I've read Fumitake Koga and Ichiro Kishimi's The Courage to Be Disliked and The Courage to Be Happy, both of which deal with the philosophies of Alfred Adler, so many times that I should go ahead and buy the books in hardback.
(Especially because I am becoming less and less interested in reading books on Kindles – but more on that later.)
I had never read Alfred Adler myself, though – and although The Science of Living, originally published in 1930, contains much of what I was expecting from having read Koga and Kishimi, it also revealed a new element that fit, perfectly, into my philosophical table.
Private logic.
"Private logic," also called "private intelligence," is Adler's name for the ideas we hold that do not apply to the world around us. These private ideas belong to us alone – that we are better than somebody else, for example, or that we are owed something from somebody else – and would not be shared by the general public, were they given the opportunity to contribute their thoughts.
Unfortunately, the people closest to us often feel compelled to help us maintain our private beliefs, particularly if they worry that contributing a more public belief might lead to our disliking them. (See The Courage to Be Disliked, above.)
One of the best things that came out of my partnership with Larry was the slow-but-steady breakdown of many of our respective private ideas, from food aversions to family dynamics. We began epistemologically, which is to say we observed what was currently around us and compared it to what had previously been in our minds. At this point we can simply acknowledge that one or the other of us might be looking at something from an incorrect perspective, and talk about what the cost of changing that perspective might be – because change takes work, and work takes energy, and energy takes resources.

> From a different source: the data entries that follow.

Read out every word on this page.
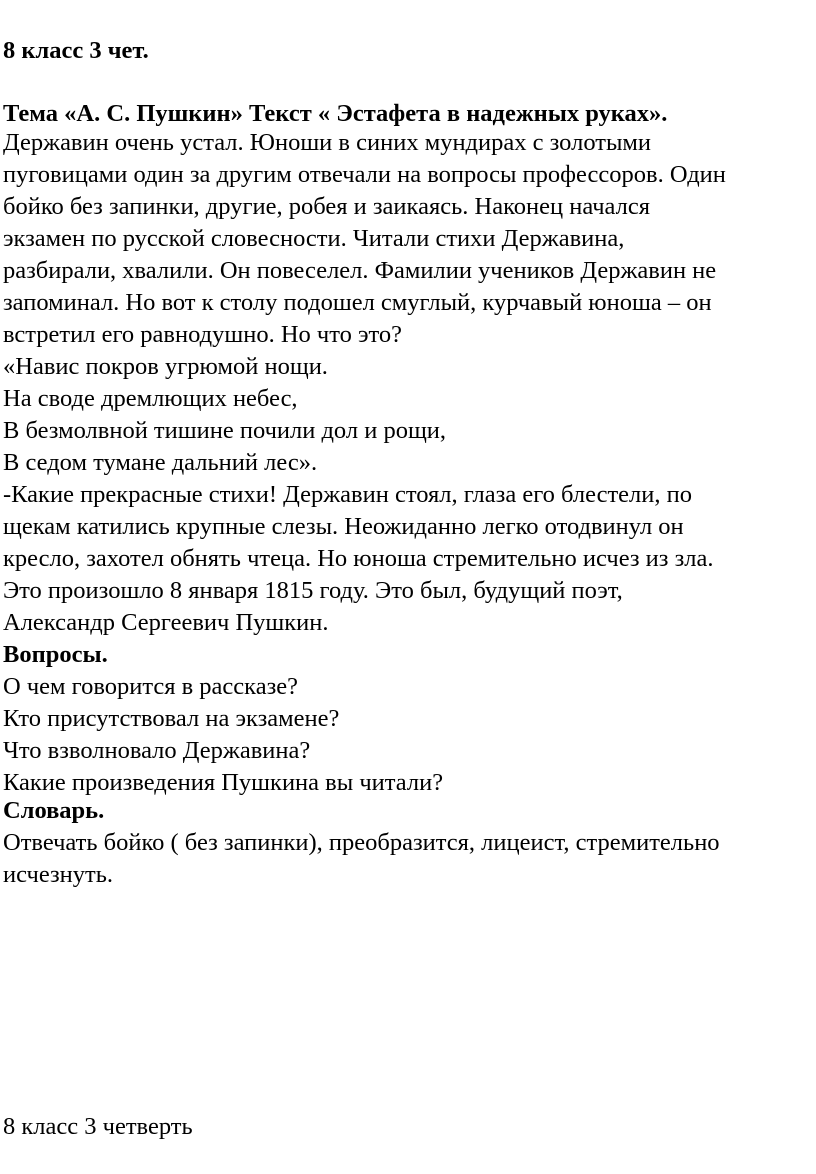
8 класс 3 чет.
Тема «А. С. Пушкин» Текст « Эстафета в надежных руках».
Державин очень устал. Юноши в синих мундирах с золотыми
пуговицами один за другим отвечали на вопросы профессоров. Один
бойко без запинки, другие, робея и заикаясь. Наконец начался
экзамен по русской словесности. Читали стихи Державина,
разбирали, хвалили. Он повеселел. Фамилии учеников Державин не
запоминал. Но вот к столу подошел смуглый, курчавый юноша – он
встретил его равнодушно. Но что это?
«Навис покров угрюмой нощи.
На своде дремлющих небес,
В безмолвной тишине почили дол и рощи,
В седом тумане дальний лес».
-Какие прекрасные стихи! Державин стоял, глаза его блестели, по
щекам катились крупные слезы. Неожиданно легко отодвинул он
кресло, захотел обнять чтеца. Но юноша стремительно исчез из зла.
Это произошло 8 января 1815 году. Это был, будущий поэт,
Александр Сергеевич Пушкин.
Вопросы.
О чем говорится в рассказе?
Кто присутствовал на экзамене?
Что взволновало Державина?
Какие произведения Пушкина вы читали?
Словарь.
Отвечать бойко ( без запинки), преобразится, лицеист, стремительно
исчезнуть.
8 класс 3 четверть
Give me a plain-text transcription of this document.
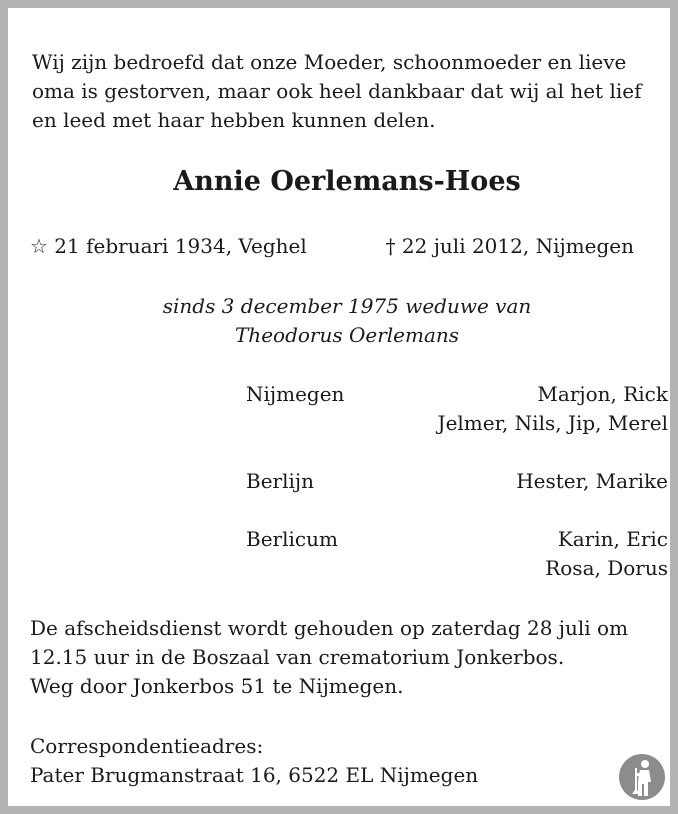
Wij zijn bedroefd dat onze Moeder, schoonmoeder en lieve
oma is gestorven, maar ook heel dankbaar dat wij al het lief
en leed met haar hebben kunnen delen.
Annie Oerlemans-Hoes
☆ 21 februari 1934, Veghel	† 22 juli 2012, Nijmegen
sinds 3 december 1975 weduwe van
Theodorus Oerlemans
Nijmegen	Marjon, Rick
Jelmer, Nils, Jip, Merel
Berlijn	Hester, Marike
Berlicum	Karin, Eric
Rosa, Dorus
De afscheidsdienst wordt gehouden op zaterdag 28 juli om
12.15 uur in de Boszaal van crematorium Jonkerbos.
Weg door Jonkerbos 51 te Nijmegen.
Correspondentieadres:
Pater Brugmanstraat 16, 6522 EL Nijmegen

(This means, by the way, that sometimes we allow a private idea to retain, understanding that it is false, because there is not time in the present moment to do the work of changing it.)
We didn't know Adler's term, yet, for these inaccurate beliefs and incorrect systems.
Sometimes I called mine "Nicole logic."
Larry likes to call them "subsidized behaviors," often followed with "and what you subsidize, you get more of."
There's a connection between The Science of Living and The Midnight Library, and I don't think it's just because I read these two books back-to-back.
Nora Seed, in The Midnight Library, carries a number of private ideas. The librarian presents some of these ideas to her, in a volume titled The Book of Regrets – and every time Nora visits a parallel universe in which she made a different choice and something even worse happened, one of her private regrets disappears.
But the librarian does not present Nora with The Book of Anxieties or The Book of Superiorities or The Book of Grievances or The Book of What You Believe You Are Owed.

That's why I still believe The Midnight Library is a bit incorrect.
A clock that is only right once a day, as it were.
Because if the librarian were truly interested in getting Nora to dismantle her private ideas, The Book of Regrets would not shrink into nothingness.
Some regrets would disappear, like Nora's guilt-based regret of dumping the man she neither trusted nor loved, but others – real regrets, based on real failures – would take their place.
And then a new book would appear:
The Book of Change.
And then – perhaps only then – would Nora be ready to leave the library and go back to the work of being alive.